Des Tatbestandes und der Entscheidungsgründe bedarf es bei einem Anerkenntnis-Gerichtsbescheid nicht.

Räumt die Beklagte ohne Vorbehalte ein, dass der Klageanspruch begründet ist, so ist darin ein Anerkenntnis auch dann zu sehen, wenn die Beklagte den Kläger zugleich auf weitere Gestaltungsmöglichkeiten hinweist.

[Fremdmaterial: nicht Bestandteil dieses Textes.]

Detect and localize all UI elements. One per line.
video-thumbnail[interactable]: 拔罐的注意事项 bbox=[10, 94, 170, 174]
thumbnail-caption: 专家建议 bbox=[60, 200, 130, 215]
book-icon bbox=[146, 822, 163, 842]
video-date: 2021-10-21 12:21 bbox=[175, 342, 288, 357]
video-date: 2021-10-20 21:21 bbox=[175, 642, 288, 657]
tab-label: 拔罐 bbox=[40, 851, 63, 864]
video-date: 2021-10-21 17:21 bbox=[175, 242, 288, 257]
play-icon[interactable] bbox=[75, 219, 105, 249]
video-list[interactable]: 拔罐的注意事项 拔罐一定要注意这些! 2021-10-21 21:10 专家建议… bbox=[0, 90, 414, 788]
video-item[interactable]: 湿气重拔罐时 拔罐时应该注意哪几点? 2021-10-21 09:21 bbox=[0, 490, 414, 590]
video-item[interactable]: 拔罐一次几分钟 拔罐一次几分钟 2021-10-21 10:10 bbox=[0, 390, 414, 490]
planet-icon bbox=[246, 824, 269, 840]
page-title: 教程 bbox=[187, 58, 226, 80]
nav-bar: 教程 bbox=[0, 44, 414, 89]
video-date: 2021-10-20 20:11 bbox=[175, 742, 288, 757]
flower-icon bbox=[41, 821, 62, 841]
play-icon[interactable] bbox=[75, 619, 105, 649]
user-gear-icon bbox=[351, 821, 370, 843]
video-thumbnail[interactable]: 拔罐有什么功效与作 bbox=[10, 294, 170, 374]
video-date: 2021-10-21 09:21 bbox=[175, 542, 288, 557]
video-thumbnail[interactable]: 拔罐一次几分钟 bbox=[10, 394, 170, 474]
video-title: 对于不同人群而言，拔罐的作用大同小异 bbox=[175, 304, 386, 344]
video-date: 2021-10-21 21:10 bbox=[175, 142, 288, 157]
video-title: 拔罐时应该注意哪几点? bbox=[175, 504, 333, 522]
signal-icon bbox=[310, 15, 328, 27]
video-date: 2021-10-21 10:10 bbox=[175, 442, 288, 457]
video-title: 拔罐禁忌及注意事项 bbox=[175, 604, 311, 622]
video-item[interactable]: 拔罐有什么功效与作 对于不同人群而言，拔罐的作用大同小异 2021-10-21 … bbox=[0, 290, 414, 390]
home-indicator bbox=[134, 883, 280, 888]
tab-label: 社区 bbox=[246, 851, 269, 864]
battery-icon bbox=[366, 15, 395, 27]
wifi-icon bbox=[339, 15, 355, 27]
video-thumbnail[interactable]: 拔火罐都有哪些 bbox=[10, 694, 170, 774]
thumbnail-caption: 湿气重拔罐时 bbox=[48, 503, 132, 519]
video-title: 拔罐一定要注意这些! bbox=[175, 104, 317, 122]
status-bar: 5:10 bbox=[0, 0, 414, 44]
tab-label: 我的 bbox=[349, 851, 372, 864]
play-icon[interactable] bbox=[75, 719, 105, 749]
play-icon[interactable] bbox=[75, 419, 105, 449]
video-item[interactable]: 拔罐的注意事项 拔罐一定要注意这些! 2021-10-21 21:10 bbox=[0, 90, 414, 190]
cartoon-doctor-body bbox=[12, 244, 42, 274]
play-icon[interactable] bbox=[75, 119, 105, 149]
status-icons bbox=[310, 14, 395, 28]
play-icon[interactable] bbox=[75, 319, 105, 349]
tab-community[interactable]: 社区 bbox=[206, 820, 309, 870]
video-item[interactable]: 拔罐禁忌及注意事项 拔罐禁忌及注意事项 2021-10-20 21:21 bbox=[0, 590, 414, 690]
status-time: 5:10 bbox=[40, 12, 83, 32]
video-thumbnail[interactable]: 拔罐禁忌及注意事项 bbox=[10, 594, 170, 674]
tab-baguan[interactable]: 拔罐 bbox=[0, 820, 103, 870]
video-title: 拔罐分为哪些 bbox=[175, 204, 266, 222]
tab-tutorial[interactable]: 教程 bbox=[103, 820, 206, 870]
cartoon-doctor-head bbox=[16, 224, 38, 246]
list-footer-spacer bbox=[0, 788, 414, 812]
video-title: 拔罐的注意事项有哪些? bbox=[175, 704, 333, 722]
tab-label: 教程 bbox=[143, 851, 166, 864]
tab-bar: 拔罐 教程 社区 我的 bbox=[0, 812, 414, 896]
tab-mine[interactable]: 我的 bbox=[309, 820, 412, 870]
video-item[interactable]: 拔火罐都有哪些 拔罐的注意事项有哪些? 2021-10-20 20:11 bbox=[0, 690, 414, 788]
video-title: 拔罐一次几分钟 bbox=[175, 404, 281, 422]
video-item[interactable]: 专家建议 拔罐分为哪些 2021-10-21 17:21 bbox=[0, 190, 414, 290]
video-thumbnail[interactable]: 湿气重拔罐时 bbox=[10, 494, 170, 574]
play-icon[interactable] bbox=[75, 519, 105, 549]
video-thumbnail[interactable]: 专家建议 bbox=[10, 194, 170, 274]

Es entspricht sachgemäßem Ermessen, die Beklagte nicht nach § 193 SGG mit den außergerichtlichen Kosten des Klägers zu belasten, wenn der Anspruch des Klägers auf einen früheren Beginn der Regelaltersrente auf eine während des Klageverfahrens eingetretene Gesetzesänderung zurückzuführen ist (hier: durch das Erste Gesetz zur Änderung des Gesetzes zur Zahlbarmachung von Renten aus Beschäftigungen in einem Ghetto vom 15. Juli 2014 – BGBl. I S. 952) und die Beklagte auf diese Gesetzesänderung unverzüglich reagiert, indem sie noch vor Inkrafttreten der Neuregelung ein entsprechendes Anerkenntnis abgibt.
Bemerkung
Berufung anhängig unter dem Aktenzeichen L 33 R 015/14
Der Bescheid der Beklagten vom 2. April 2012 in der Gestalt des Widerspruchsbescheids vom 17. August 2012 wird abgeändert. Die Beklagte wird verurteilt, dem Kläger vom 1. Juli 1997 an Regelaltersrente zu gewähren. Die Beteiligten haben einander keine Kosten zu erstatten.

Gründe:

Die Klage hat in vollem Umfang Erfolg. Die Beklagte war nach dem über § 202 Sozialgerichtsgesetz (SGG) auch im sozialgerichtlichen Verfahren anwendbaren § 307 Satz 1 Zivilprozessordnung (ZPO) ihrem Anerkenntnis entsprechend – ohne weitere Sachprüfung – zu verurteilen (vgl. BSG, Urteil vom 6. Mai 2010 – B 13 R 16/09 R – SozR 4-1300 § 48 Nr. 19; BSG, Urteil vom 7. Februar 2012 – B 13 R 85/09 R – SozR 4-1200 § 52 Nr. 5).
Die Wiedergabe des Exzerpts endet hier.